Já se enganou em relação a pessoas?

Já, muitas vezes. A brincar, até digo aos meus colegas que não podemos ser fiéis a Rousseau. O homem não é bom por natureza.

 

Não é a sociedade que o perverte, é a sua natureza que por vezes não é boa?

É. A guerra é o nonsense entre os homens, mas é a história do homem. São estas brutais contradições que têm que ser geridas.

 

Quando sai do ministério, sai porquê? O que procuro saber é que o faz sair de um sítio.

Saio quando entendo que transvio até ao limite dos meus princípios. Não sou um fanático dos meus princípios, mas tenho limites à minha transigência. Quando bato com a porta na Caixa Geral de Depósitos, quando me demito do Ministério da Educação, quando termino o ciclo é porque já não vou mais. Tive um casamento de 20 e poucos anos, hoje sou muito amigo da minha ex-mulher, mas não podia ser marido dela. Quem diz na vida pessoal, diz na vida profissional, a partir de um determinado momento só nos prostituímos se continuarmos. Já não somos nós que estamos lá, somos nós a ceder, a diminuir.

 

Posso perguntar que idade tinha quando casou pela segunda vez?

Cinquenta e poucos anos.

 

Vi uma fotografia sua numa revista com a sua mulher, que parece mais nova.

Tive de quebrar uma série de tabus, ao casar com uma mulher mais nova do que eu 25 anos.

 

Tabus seus ou da sociedade?

Da sociedade. Tenho filhas que são pouco mais novas do que a minha mulher, meses. Hoje funciono muito bem com as minhas filhas, com a minha mulher actual. Tenho três filhas do primeiro casamento e um rapaz de 19 anos deste casamento. Arranjo dificuldades com os meus princípios, mas também resolvo as minhas dificuldades com os meus princípios.

 

Vai para o BES no início dos anos 80. O que é que faz entre a saída do ministério e a banca, onde faz toda a sua carreira?

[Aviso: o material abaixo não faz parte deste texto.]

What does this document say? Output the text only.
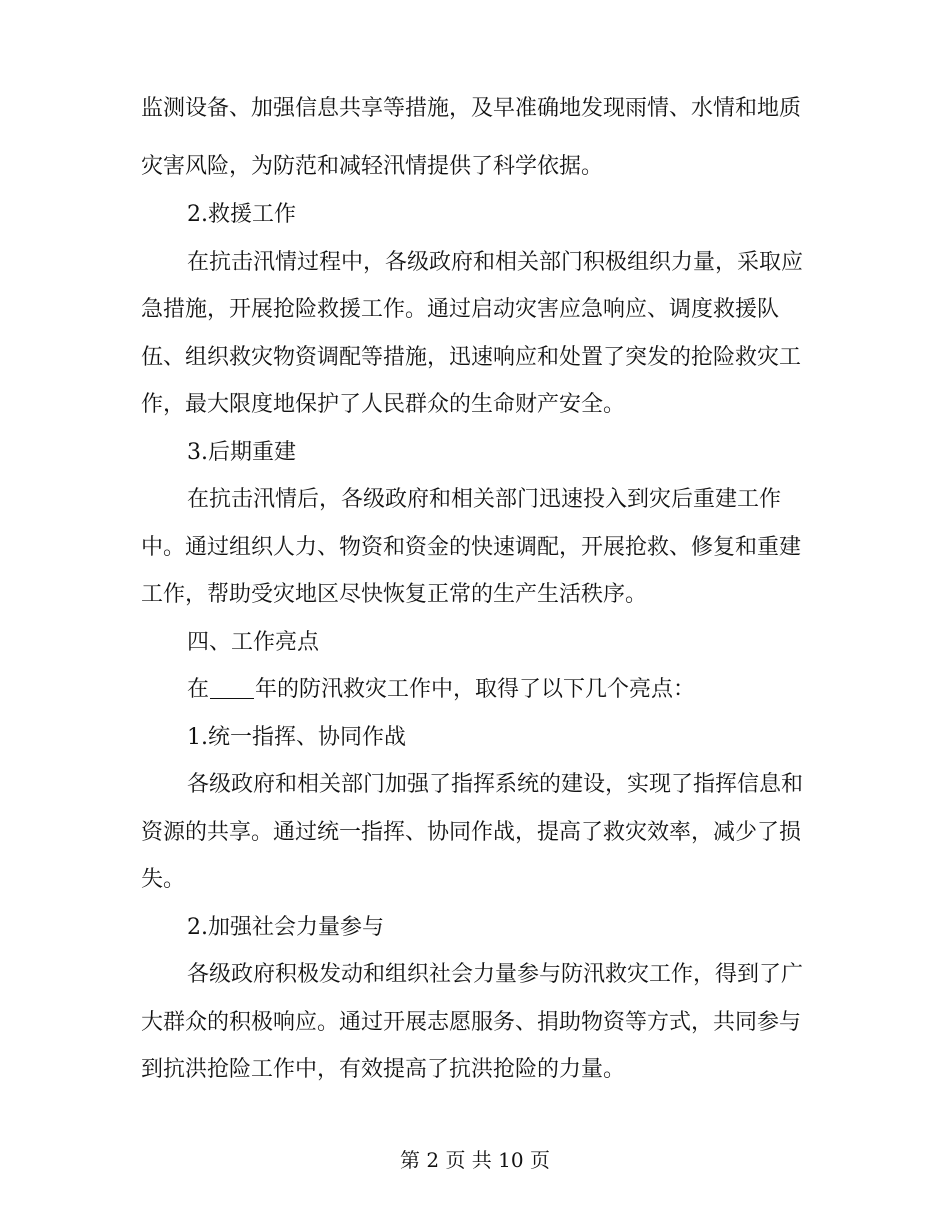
监测设备、加强信息共享等措施，及早准确地发现雨情、水情和地质
灾害风险，为防范和减轻汛情提供了科学依据。
2.救援工作
在抗击汛情过程中，各级政府和相关部门积极组织力量，采取应
急措施，开展抢险救援工作。通过启动灾害应急响应、调度救援队
伍、组织救灾物资调配等措施，迅速响应和处置了突发的抢险救灾工
作，最大限度地保护了人民群众的生命财产安全。
3.后期重建
在抗击汛情后，各级政府和相关部门迅速投入到灾后重建工作
中。通过组织人力、物资和资金的快速调配，开展抢救、修复和重建
工作，帮助受灾地区尽快恢复正常的生产生活秩序。
四、工作亮点
在 年的防汛救灾工作中，取得了以下几个亮点：
1.统一指挥、协同作战
各级政府和相关部门加强了指挥系统的建设，实现了指挥信息和
资源的共享。通过统一指挥、协同作战，提高了救灾效率，减少了损
失。
2.加强社会力量参与
各级政府积极发动和组织社会力量参与防汛救灾工作，得到了广
大群众的积极响应。通过开展志愿服务、捐助物资等方式，共同参与
到抗洪抢险工作中，有效提高了抗洪抢险的力量。
第 2 页 共 10 页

Quando fui para o ministério já estava nomeado para ser gestor do Banco Espírito Santo. Uma coisa muito pouco sadia na aparência, na essência rigorosamente correcta. Fui convidado para ir para o Banco Espírito Santo…

 

Por quem?

Pelo Artur Santos Silva, que era secretário de Estado do Tesouro. Veio o convite do Cardia, e achei que devia deixar a comodidade da vida bancária e ir fazer a minha vida política, em correspondência ao meu empenhamento no Partido Socialista. Estive no Governo o tempo que achei que podia transigir. Depois fui para o Banco Espírito Santo honrar o mandato que tinha suspendido no dia em que fui para o Governo.

 

Tinha chegado a iniciar funções no Banco Espírito Santo?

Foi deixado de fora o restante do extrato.